Le seul bémol à apporter aux perspectives des marchés actions est l’actuel niveau de valorisation. Et si le stratégiste ne pense pas que les marchés sont trop chers, il les estime quand même très chers, «en tous cas plus chers que les moyennes historiques, et ceci constitue un frein à leur performance future».

Si on arrive à des rendements de 5% à 6%, ce sera très bien.
Vincent Juvyns

Vincent Juvyns,  global market strategist,  J.P. Morgan Asset Management

Pour Vincent Juvyns, une période vient de s’achever à la fin de l’été: celle des marchés actions qui font des performances à deux chiffres avec une volatilité très faible. Pour 2022 et les 10 années qui vont suivre, il s’attend à une remontée de la volatilité et à une baisse des rendements. «Si on arrive à des rendements de 5% à 6%, ce sera très bien. Avec une volatilité de 20%, et qui pourrait bien dépasser les 30% à certains moments, ce n’est pas un scénario rose que je décris. C’est un scénario relativement prudent avec la forte conviction que le risque est bien rémunéré en marchés actions.»

Après des années 2020 et 2021 exceptionnelles, portées d’abord par l’évolution des multiples soutenus par l’espoir que l’économie allait se normaliser, puis par une croissance des résultats à un niveau «rarement vu» – un effet de rattrapage post-pandémie –, Vincent Juvyns s’attend à ce que les dividendes (qui représentent entre le quart et la moitié des gains des actions sur longue période) prennent le relais, portés par la croissance économique qui se tasse, mais reste robuste, estimée entre 4% et 4,9% en 2022, et des prévisions de progression des bénéfices comprise entre 8% et 10%. «Un niveau supérieur à la moyenne historique de ces 10 dernières années.»

Si les performances boursières vont rester positives, elles deviendront plus modestes, conclut Vincent Juvyns.
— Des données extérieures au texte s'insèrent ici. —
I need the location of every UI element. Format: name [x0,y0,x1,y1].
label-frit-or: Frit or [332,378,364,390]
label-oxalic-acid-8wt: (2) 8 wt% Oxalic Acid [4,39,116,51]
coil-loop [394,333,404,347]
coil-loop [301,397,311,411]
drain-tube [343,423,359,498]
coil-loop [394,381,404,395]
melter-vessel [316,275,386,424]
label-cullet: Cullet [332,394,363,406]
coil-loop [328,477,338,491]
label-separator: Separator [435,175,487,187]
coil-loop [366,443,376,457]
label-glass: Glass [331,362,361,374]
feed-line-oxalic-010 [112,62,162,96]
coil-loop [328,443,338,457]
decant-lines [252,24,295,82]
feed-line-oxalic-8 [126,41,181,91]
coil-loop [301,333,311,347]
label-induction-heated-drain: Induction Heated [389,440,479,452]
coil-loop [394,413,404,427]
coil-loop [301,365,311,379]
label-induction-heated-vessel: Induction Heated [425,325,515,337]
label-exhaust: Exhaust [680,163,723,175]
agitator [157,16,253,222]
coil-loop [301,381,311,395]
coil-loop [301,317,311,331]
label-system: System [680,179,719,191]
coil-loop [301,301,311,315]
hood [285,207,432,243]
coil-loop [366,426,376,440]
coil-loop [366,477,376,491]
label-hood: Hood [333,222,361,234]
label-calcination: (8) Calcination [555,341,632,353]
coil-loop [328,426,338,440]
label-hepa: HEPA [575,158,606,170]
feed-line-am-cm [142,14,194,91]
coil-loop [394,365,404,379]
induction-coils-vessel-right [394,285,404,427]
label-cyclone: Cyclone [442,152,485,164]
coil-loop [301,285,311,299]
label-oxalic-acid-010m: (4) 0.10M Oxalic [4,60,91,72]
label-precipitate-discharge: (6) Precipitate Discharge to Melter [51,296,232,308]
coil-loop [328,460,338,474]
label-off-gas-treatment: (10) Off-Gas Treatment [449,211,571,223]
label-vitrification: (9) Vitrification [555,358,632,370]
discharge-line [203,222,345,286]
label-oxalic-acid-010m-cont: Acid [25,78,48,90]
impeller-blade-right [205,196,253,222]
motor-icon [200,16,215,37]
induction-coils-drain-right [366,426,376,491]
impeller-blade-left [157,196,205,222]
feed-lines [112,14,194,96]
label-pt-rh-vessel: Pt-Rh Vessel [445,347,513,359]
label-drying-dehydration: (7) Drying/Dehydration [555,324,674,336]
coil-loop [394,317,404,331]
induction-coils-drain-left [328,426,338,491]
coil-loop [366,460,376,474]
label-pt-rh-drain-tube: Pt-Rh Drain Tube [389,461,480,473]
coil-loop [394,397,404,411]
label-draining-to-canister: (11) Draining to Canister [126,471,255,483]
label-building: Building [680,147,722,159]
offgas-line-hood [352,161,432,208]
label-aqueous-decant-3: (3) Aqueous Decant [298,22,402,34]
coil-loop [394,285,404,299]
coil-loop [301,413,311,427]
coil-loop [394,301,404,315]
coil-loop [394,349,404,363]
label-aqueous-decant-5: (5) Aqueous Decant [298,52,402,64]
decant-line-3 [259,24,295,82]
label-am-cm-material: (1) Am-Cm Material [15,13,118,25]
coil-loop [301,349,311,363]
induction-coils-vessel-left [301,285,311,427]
Le retour de la volatilité

Le retour de la volatilité tient, quant à lui, à plusieurs facteurs: les prises de plus-value sur les marchés actions après 18 mois de hausse, les disruptions des chaînes logistiques, le retour de l’inflation qui pèse à la fois sur les marges des entreprises et sur le pouvoir d’achat des ménages, la remontée des taux longs sur les marchés, le resserrement programmé des politiques monétaires des grandes banques centrales, la croissance chinoise et les tensions géopolitiques sino-américaines.

Alors que les marchés actions ont une dynamique de rendement tout à fait positive et visible, la situation est très différente pour les obligations et le cash. Pour ce dernier, la période 2021-2023 sera sans doute une des pires années. «Avec un rendement proche de zéro et une inflation qui redémarre, en termes de rendement réel, c’est la catastrophe.»

Et la situation semble similaire pour le marché obligataire, menacé par la hausse des taux, et où les rendements restent contraints par les évolutions des politiques monétaires. À part dans les produits à duration courte, dans les segments des obligations «high yield» et dans les convertibles. Des segments dont la corrélation avec les marchés actions est très élevée, ce qui n’est pas un hasard.